Siri sintió una punzada de alivio. Por fin algo salía bien.
Treledees se volvió hacia ella.
—Si podemos llegar a la ciudad, la gente apoyará a su rey-dios. Deberíamos estar a salvo allí.
—¿De dónde han sacado tantos sinvida? —preguntó Siri.
Treledees sacudió la cabeza. Se habían detenido en una sala casi al final del palacio, desesperados e inseguros. Atravesar las fortificaciones Pahn Kahl de la Corte de los Dioses iba a resultar difícil.
Siri miró a Susebron. Sus sacerdotes lo trataban como a un niño: le ofrecían respeto, pero ni se les ocurría consultar su opinión.
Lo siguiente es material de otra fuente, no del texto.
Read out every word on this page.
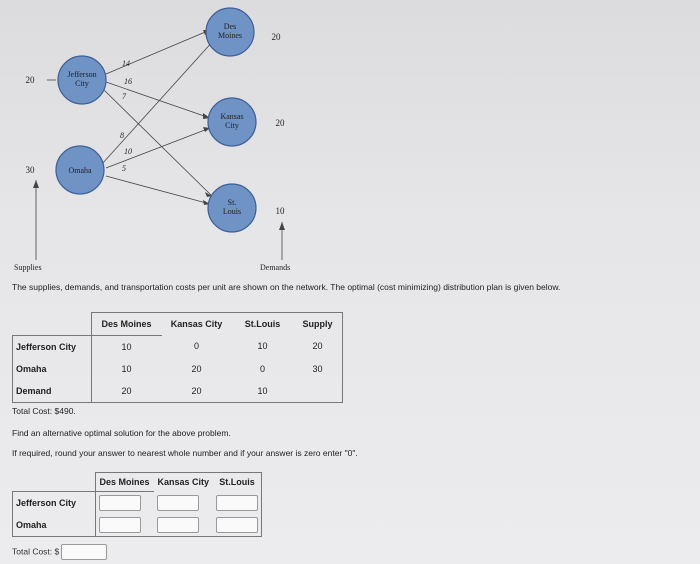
14
16
7
8
10
5
Jefferson
City
Omaha
Des
Moines
Kansas
City
St.
Louis
20
30
Supplies
20
20
10
Demands
The supplies, demands, and transportation costs per unit are shown on the network. The optimal (cost minimizing) distribution plan is given below.
	Des Moines	Kansas City	St.Louis	Supply
Jefferson City	10	0	10	20
Omaha	10	20	0	30
Demand	20	20	10	
Total Cost: $490.
Find an alternative optimal solution for the above problem.
If required, round your answer to nearest whole number and if your answer is zero enter "0".
	Des Moines	Kansas City	St.Louis
Jefferson City	

Omaha	

Total Cost: $
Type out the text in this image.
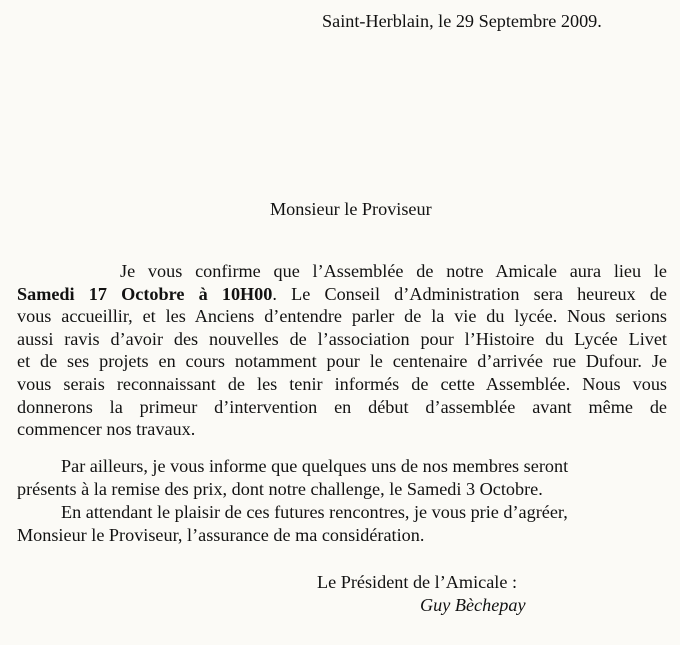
Saint-Herblain, le 29 Septembre 2009.

Monsieur le Proviseur

Je vous confirme que l’Assemblée de notre Amicale aura lieu le
Samedi 17 Octobre à 10H00. Le Conseil d’Administration sera heureux de
vous accueillir, et les Anciens d’entendre parler de la vie du lycée. Nous serions
aussi ravis d’avoir des nouvelles de l’association pour l’Histoire du Lycée Livet
et de ses projets en cours notamment pour le centenaire d’arrivée rue Dufour. Je
vous serais reconnaissant de les tenir informés de cette Assemblée. Nous vous
donnerons la primeur d’intervention en début d’assemblée avant même de
commencer nos travaux.
Par ailleurs, je vous informe que quelques uns de nos membres seront
présents à la remise des prix, dont notre challenge, le Samedi 3 Octobre.
En attendant le plaisir de ces futures rencontres, je vous prie d’agréer,
Monsieur le Proviseur, l’assurance de ma considération.

Le Président de l’Amicale :

Guy Bèchepay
Por su parte, él permanecía de pie, la mano apoyada en su hombro. Ella veía pensamientos e ideas detrás de sus ojos, pero no tenía nada con que escribir para comunicárselo.
—Receptáculo —dijo Treledees—. Tienes que saber una cosa.
Ella lo miró.
—Dudo en mencionar esto, ya que no eres sacerdote. Pero… si tú sobrevives y nosotros no…
—Habla —ordenó ella.
—No puedes engendrar un hijo del rey-dios. Como todos los Retornados, es incapaz de tener hijos. Aún no hemos descubierto cómo consiguió el Primer Retornado tener un hijo hace tantísimos años. De hecho…
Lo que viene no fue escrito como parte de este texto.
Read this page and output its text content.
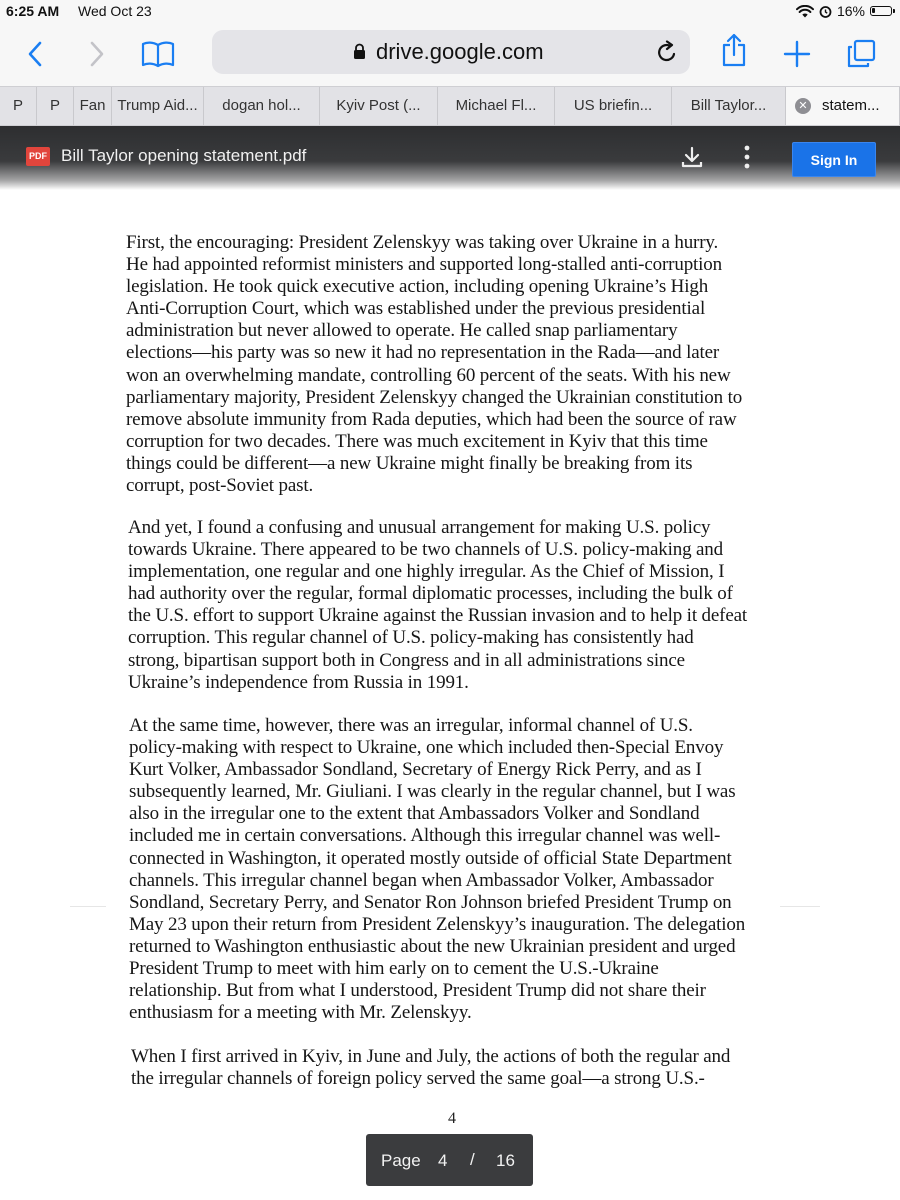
6:25 AM Wed Oct 23	16%
drive.google.com
P	P	Fan Trump Aid...	dogan hol...	Kyiv Post (...	Michael Fl...	US briefin...	Bill Taylor...	✕ statem...
PDF Bill Taylor opening statement.pdf	Sign In

First, the encouraging: President Zelenskyy was taking over Ukraine in a hurry.
He had appointed reformist ministers and supported long-stalled anti-corruption
legislation. He took quick executive action, including opening Ukraine’s High
Anti-Corruption Court, which was established under the previous presidential
administration but never allowed to operate. He called snap parliamentary
elections—his party was so new it had no representation in the Rada—and later
won an overwhelming mandate, controlling 60 percent of the seats. With his new
parliamentary majority, President Zelenskyy changed the Ukrainian constitution to
remove absolute immunity from Rada deputies, which had been the source of raw
corruption for two decades. There was much excitement in Kyiv that this time
things could be different—a new Ukraine might finally be breaking from its
corrupt, post-Soviet past.

And yet, I found a confusing and unusual arrangement for making U.S. policy
towards Ukraine. There appeared to be two channels of U.S. policy-making and
implementation, one regular and one highly irregular. As the Chief of Mission, I
had authority over the regular, formal diplomatic processes, including the bulk of
the U.S. effort to support Ukraine against the Russian invasion and to help it defeat
corruption. This regular channel of U.S. policy-making has consistently had
strong, bipartisan support both in Congress and in all administrations since
Ukraine’s independence from Russia in 1991.

At the same time, however, there was an irregular, informal channel of U.S.
policy-making with respect to Ukraine, one which included then-Special Envoy
Kurt Volker, Ambassador Sondland, Secretary of Energy Rick Perry, and as I
subsequently learned, Mr. Giuliani. I was clearly in the regular channel, but I was
also in the irregular one to the extent that Ambassadors Volker and Sondland
included me in certain conversations. Although this irregular channel was well-
connected in Washington, it operated mostly outside of official State Department
channels. This irregular channel began when Ambassador Volker, Ambassador
Sondland, Secretary Perry, and Senator Ron Johnson briefed President Trump on
May 23 upon their return from President Zelenskyy’s inauguration. The delegation
returned to Washington enthusiastic about the new Ukrainian president and urged
President Trump to meet with him early on to cement the U.S.-Ukraine
relationship. But from what I understood, President Trump did not share their
enthusiasm for a meeting with Mr. Zelenskyy.

When I first arrived in Kyiv, in June and July, the actions of both the regular and
the irregular channels of foreign policy served the same goal—a strong U.S.-

4
Page 4 / 16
—Ni siquiera creéis que lo hiciera —repuso ella—. Creéis que el linaje real es una invención.
«Pues claro que los sacerdotes discuten que el linaje real venga del Primer Retornado —pensó—. No querrían dar ninguna credibilidad a la reclamación de Idris al trono».
Treledees se ruborizó.
—Lo que importa es lo que la gente cree. De cualquier forma, nosotros… tenemos un niño.
—Ya —repuso Siri—. Un niño retornado al que vais a convertir en el próximo rey-dios.
Él la miró, sorprendido.
—¿Lo sabes?
—Planeáis matarlo, ¿no? —susurró ella—. ¡Quitarle el aliento a Susebron y dejarlo para que muera!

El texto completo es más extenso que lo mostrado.